6 Celebrity Couples Who Should Reunite
Some stars just need to forget the reasons for their breakups and reconcile.

Not sure if you realize this but Peter Andre and Katie Price (sometimes called Jordan) recently split. Despite Peter Andre being a teetotaler and Katie Price (also called Jordan) being a party animal, they were totally perfect for each other. The tans, the brilliantly white teeth, the tats, it was CHAV-tastic. But it appears to be on the ropes and this makes us sad. Someone needs to pull out the stops and save this sinking ship.
But chances are this perfect couple won't reconcile, so we've compiled a list of six celebrity couples who we wish would just figure out how to make it work, even if we have to turn the clock back 20 years.
Ryan Gosling and Rachel McAdams belong together. Sure they've split and reconciled just to split again, in the process really annoying us, but they are adorable and it would really be to the world's benefit if they'd make it work. Need we remind you, ladies, of a little movie called The Notebook?
Jimmy Kimmel and Sarah Silverman will never find anyone as perfect as each other. The effing Matt Damon / Ben Affleck feud was genius; no other couple in comedy could have pulled that off (fine, maybe Amy Poehler and Will Arnett). These goofy bastards may be miserable with each other, but they'll be even more miserable without one another.
Joe Jonas and Taylor Swift should give it another shot. To be honest, we know nothing about these two but it would really make the 'tweens happy.

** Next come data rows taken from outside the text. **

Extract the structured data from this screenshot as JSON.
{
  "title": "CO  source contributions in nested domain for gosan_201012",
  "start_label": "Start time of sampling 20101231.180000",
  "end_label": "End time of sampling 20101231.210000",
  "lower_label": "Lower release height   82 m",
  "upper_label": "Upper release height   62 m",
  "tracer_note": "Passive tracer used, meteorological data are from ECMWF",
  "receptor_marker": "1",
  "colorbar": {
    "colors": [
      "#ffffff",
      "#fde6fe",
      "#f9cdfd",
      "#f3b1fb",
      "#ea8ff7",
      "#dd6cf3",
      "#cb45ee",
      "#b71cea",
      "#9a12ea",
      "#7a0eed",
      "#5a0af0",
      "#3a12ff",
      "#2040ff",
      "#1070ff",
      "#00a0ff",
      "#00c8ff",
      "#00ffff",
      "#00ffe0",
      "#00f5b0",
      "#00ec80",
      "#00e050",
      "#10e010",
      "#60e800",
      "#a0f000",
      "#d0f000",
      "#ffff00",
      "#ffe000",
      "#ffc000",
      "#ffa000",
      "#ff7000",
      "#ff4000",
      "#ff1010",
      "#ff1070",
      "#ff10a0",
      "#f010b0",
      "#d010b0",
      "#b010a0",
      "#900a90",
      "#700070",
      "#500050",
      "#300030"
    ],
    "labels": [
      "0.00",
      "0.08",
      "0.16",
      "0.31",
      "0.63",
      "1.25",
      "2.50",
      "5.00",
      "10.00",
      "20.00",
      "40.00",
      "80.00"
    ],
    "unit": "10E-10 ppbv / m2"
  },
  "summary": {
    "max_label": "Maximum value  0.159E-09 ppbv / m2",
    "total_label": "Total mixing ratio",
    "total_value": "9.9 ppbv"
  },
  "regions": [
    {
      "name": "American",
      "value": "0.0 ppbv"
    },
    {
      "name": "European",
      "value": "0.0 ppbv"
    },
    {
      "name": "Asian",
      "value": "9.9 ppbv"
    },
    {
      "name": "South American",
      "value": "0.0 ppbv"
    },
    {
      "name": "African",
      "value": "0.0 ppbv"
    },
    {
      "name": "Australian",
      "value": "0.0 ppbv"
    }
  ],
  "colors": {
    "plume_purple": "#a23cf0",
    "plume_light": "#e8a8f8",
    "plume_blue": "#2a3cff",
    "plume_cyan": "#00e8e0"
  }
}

After their breakup, we hadn't seen kids so upset since Facebook tried to sneak changes to their end-user license agreement past us.
Sean Penn and Madonna need to reconcile. Sure, there was violence. Sure, the divorce was acrimonious. But there is just some chemistry between these narcissists that will never be replicated (like the formula for Coca-Cola). And the rest of us are just better off with them out of the dating pool.
Jude Law and Sienna Miller constantly prove that they were made for each other. We've long held the belief that Jude's diddling of the nanny (Nannygate, anyone?) irrevocably changed Ms. Miller. And not for the better. It would be in everyone's best interests if they'd just stop harassing the rest of the dating pool and spend the next 60 years annoying each other.
Discussion
A spoof would be the only thing worthwhile when it comes to Ryan Gosling. I can imagine few things more stomach-churning than being thought of as destined twu-wuv breeder-bunny to that long-faced, mush-mouthed, squinty-eyed ape. Keep on keeping your distance, Miss Rachel!
Ugh, I love this like McAdams loves Gosling. They have to get back together because they are ruining the best couplet in spoof music history.